FIG. 34. ROMAN SILVER SPOONS
Another piece of table-ware which should be mentioned is a special plate for fish, made in Italy, which had a depression in the center for holding the sauce. These plates are decorated with interesting and surprisingly accurate drawings of fish (Case Q in the Sixth Room, tail-piece, p. 31).
In Case E in the Third Room is a bronze table service of Greek work from an Etruscan tomb, and in Case O in the same room are bronze jars and jugs of various fine shapes ([figs. 27-30]), and ladles for dipping wine ([fig. 31]). In Case A in the Fourth Room is a wine-strainer ([fig. 32]). The remarkably beautiful handles from vessels in these cases are a further proof of the taste and care expended upon household utensils. Silver table services were not common among the Greeks, but silver and even gold dishes were used by wealthy Romans. In Case C in the Eighth Room are four cups of Roman date ([fig. 33]) with a ladle and a little jug or cup with a spout.
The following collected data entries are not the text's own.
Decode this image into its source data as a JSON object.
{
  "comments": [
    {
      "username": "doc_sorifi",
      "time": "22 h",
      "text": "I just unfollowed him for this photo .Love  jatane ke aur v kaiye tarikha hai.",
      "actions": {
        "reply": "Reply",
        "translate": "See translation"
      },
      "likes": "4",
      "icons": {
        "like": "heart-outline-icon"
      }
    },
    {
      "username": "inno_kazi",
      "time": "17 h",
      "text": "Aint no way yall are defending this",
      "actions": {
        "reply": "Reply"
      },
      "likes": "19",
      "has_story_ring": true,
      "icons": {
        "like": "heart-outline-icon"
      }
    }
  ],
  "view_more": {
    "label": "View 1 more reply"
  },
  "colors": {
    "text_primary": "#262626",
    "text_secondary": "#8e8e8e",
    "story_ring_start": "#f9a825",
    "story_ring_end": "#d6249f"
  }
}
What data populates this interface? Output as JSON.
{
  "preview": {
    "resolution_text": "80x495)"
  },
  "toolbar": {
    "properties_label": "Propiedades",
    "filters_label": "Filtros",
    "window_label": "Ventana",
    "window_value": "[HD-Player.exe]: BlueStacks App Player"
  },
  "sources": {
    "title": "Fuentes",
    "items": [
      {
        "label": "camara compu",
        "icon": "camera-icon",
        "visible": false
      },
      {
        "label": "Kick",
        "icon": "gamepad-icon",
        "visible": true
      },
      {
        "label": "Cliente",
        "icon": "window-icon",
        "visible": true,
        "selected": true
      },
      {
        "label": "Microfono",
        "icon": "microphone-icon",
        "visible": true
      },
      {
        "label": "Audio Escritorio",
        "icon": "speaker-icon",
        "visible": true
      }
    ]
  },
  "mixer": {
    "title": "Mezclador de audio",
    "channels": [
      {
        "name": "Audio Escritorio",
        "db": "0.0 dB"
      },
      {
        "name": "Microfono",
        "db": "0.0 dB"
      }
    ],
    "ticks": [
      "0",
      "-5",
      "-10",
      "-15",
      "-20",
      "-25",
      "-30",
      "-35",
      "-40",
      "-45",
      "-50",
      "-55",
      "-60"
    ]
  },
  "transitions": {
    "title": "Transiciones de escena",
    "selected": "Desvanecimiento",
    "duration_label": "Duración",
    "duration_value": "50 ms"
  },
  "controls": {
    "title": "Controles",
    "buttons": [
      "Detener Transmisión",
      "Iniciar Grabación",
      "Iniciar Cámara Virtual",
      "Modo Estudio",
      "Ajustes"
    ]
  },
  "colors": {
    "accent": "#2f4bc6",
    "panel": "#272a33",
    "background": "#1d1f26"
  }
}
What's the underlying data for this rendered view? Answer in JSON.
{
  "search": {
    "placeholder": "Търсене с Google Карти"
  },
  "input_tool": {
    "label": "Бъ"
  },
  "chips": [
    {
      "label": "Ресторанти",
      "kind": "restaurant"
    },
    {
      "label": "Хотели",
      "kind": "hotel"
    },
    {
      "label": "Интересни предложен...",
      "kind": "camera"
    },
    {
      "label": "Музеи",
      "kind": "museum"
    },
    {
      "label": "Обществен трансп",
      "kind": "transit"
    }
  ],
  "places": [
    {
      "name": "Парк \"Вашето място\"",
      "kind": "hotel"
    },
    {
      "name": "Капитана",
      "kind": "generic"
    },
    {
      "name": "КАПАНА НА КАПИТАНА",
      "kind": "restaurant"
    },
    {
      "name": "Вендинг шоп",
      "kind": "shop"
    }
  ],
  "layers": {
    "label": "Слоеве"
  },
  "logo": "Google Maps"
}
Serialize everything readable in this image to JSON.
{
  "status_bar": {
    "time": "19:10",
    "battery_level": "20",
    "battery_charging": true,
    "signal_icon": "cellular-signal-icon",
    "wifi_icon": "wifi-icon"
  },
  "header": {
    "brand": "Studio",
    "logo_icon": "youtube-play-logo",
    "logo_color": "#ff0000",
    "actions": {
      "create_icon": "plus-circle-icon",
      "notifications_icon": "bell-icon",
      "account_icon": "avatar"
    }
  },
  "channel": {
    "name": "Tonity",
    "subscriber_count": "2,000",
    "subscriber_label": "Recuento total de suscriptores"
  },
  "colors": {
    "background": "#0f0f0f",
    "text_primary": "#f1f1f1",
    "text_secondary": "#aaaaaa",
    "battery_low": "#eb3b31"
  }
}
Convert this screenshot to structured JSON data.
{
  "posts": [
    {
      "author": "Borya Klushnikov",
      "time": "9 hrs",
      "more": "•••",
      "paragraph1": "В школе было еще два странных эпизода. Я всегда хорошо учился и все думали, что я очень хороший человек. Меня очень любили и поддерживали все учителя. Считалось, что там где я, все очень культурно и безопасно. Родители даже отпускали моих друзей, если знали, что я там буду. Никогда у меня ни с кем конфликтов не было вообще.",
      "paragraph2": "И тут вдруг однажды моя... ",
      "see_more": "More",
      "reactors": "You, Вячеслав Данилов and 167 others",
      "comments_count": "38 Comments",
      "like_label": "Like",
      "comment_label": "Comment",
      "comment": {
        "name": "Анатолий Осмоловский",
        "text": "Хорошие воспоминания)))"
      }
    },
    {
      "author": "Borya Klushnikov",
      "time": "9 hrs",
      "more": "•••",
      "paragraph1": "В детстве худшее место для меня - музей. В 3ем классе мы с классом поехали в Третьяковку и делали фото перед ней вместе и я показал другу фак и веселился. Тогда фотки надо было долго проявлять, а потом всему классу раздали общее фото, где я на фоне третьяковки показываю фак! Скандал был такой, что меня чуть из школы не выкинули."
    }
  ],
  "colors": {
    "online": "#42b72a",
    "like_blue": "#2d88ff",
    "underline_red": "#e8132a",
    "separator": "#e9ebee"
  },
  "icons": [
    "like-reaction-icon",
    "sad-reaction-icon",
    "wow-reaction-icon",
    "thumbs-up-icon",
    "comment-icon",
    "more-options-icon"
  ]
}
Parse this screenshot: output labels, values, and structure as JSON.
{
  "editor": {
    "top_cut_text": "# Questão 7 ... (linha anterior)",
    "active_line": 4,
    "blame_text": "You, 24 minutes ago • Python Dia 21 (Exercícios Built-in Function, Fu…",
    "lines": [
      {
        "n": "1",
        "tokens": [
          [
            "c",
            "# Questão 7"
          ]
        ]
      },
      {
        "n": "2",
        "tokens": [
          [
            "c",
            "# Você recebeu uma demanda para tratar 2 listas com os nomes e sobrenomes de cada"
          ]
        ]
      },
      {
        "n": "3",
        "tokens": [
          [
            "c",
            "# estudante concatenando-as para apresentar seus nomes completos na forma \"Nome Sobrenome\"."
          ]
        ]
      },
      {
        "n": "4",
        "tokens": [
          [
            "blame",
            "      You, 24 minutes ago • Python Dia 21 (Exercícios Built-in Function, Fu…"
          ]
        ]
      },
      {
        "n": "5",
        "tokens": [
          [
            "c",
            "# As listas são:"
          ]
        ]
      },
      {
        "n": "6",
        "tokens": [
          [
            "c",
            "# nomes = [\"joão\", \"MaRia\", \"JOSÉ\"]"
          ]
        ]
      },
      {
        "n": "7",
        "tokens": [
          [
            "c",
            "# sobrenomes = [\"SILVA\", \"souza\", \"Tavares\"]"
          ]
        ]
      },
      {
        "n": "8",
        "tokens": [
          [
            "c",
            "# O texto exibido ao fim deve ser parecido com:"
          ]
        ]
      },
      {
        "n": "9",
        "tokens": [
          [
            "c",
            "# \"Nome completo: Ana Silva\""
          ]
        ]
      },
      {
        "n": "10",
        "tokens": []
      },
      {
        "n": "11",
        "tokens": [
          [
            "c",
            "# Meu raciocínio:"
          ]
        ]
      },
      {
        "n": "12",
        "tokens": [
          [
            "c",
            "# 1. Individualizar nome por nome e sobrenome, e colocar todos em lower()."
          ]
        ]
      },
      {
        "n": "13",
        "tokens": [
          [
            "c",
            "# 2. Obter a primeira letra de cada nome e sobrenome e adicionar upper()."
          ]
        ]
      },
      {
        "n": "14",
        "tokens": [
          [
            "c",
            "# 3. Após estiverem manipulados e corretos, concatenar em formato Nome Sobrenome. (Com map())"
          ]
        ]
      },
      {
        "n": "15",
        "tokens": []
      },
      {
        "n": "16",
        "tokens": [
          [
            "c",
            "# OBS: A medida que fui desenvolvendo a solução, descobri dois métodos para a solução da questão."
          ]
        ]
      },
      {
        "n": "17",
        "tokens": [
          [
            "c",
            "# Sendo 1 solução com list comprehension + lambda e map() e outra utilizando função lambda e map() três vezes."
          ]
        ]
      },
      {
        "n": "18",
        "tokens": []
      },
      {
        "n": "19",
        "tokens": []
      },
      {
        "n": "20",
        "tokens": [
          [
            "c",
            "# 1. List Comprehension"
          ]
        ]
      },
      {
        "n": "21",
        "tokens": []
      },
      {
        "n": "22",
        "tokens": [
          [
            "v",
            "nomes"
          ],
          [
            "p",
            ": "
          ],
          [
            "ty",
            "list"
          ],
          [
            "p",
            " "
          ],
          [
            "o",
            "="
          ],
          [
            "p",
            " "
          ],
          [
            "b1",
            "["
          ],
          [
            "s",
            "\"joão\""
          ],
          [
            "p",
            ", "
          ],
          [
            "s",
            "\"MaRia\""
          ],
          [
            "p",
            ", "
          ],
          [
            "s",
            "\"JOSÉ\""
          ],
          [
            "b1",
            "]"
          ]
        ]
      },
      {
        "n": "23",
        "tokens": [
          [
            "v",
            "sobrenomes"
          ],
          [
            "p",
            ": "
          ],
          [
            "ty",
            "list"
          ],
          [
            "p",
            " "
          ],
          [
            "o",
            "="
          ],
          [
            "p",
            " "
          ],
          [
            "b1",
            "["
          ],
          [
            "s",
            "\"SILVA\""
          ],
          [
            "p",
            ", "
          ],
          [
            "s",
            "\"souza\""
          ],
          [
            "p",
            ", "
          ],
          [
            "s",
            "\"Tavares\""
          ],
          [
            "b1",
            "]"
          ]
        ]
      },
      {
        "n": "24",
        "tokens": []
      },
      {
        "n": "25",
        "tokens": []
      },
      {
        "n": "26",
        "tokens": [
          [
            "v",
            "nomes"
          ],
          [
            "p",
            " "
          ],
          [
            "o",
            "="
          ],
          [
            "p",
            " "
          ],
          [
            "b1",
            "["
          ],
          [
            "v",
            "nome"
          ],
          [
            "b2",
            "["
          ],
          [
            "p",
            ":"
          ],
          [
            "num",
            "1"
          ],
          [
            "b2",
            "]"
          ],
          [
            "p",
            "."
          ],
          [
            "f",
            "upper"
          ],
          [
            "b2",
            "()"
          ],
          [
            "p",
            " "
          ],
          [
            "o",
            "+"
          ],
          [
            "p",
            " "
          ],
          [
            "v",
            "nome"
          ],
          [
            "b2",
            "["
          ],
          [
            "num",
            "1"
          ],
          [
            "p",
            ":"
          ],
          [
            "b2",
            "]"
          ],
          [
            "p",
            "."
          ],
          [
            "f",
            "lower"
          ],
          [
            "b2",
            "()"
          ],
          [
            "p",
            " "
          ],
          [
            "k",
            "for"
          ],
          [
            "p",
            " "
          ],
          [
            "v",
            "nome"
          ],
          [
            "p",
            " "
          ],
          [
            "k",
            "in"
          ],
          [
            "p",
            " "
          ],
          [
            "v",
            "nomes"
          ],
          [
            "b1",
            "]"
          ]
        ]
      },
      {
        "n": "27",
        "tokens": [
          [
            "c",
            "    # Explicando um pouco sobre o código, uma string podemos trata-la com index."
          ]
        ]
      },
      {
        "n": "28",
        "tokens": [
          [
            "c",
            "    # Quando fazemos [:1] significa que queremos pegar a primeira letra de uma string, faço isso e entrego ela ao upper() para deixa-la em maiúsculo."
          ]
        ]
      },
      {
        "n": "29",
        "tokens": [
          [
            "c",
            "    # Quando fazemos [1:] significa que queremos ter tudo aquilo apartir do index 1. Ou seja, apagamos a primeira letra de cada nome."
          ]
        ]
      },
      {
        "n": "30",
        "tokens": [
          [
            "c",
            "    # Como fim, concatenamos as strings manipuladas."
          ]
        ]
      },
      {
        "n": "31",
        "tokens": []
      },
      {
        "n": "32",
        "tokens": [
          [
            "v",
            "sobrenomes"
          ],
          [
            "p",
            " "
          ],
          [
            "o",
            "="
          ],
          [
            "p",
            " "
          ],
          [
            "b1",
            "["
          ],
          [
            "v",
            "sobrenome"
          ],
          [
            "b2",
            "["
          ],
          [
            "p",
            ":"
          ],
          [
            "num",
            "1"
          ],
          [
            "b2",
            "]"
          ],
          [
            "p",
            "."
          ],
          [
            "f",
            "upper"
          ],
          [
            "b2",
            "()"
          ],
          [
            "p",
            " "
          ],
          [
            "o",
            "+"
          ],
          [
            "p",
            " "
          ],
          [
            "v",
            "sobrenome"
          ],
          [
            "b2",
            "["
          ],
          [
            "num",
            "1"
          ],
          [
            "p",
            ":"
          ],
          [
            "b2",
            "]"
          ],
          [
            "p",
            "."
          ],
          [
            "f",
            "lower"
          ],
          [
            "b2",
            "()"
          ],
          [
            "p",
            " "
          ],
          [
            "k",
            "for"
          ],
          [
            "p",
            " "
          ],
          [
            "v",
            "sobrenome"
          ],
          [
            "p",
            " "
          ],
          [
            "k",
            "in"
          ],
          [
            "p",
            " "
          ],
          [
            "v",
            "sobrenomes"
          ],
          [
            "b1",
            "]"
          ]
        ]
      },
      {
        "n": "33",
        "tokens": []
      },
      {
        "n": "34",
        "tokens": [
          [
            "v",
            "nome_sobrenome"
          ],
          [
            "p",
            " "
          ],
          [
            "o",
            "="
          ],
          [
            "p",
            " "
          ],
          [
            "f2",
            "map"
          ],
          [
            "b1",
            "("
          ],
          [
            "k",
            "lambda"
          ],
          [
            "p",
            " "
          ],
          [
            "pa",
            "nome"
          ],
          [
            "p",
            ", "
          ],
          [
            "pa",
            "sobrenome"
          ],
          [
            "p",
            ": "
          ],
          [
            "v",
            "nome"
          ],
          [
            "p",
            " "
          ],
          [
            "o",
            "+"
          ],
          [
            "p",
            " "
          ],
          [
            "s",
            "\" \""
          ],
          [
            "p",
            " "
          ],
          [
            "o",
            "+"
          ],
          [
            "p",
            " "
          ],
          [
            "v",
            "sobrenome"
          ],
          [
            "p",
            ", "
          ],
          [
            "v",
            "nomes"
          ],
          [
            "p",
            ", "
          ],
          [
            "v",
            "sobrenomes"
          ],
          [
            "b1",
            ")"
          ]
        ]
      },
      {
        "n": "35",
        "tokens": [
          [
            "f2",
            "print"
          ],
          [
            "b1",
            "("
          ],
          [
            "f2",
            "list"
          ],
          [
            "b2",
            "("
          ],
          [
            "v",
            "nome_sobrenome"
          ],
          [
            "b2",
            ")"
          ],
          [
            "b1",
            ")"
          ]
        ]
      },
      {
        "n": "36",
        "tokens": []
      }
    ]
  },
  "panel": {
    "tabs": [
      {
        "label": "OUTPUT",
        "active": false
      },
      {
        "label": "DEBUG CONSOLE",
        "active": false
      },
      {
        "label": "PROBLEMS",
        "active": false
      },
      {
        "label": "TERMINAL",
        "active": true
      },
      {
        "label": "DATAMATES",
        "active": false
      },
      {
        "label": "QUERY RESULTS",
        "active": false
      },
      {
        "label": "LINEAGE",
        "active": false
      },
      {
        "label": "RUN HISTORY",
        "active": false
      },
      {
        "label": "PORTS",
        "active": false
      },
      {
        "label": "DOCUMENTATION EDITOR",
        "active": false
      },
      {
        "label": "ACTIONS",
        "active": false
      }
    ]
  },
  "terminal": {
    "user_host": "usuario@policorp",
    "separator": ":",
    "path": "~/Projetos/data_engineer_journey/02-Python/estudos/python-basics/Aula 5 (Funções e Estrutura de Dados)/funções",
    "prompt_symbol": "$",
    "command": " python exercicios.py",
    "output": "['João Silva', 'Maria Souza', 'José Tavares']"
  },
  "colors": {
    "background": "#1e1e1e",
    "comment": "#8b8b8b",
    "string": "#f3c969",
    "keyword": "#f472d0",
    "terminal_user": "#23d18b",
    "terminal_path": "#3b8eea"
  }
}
Food was usually cut into convenient pieces in the kitchen and eaten with the fingers, but spoons were used to a considerable extent by the Romans. Several bronze spoons are exhibited in Case 5, and there are some silver spoons of various shapes in the case with the silver cups in the Eighth Room ([fig. 34]).
The habit of rising and going to bed early which prevailed in Greece and Italy is easily understood when we see the meagre arrangements for lighting which they possessed. In the street torches were carried, and they were also used in the house in early times. A bronze torch-holder of the late sixth century from Cyprus in the corridor and a terracotta example in Case 2 appear to have been made so that they could be set on a table. The Romans and Etruscans made candles of pitch and also wax ones very similar to our own, but the Greeks were not acquainted with them until they were introduced by the Romans. The iron candelabrum in Case S in the Third Room was designed to hold candles on the prickets around the top. Lamps were commonly of terracotta or bronze. Olive oil was burnt in them with a wick of flax, but at best the light must have been poor and flickering. Candelabra were commonly made of wood, but handsomer ones were of bronze. A fine Etruscan candelabrum stands in the Fifth Room. It was probably furnished with hooks or other attachments for hanging lamps, or with prickets for candles ([fig. 35]). A group of lamps of various shapes is shown in Case 2 ([fig. 36]).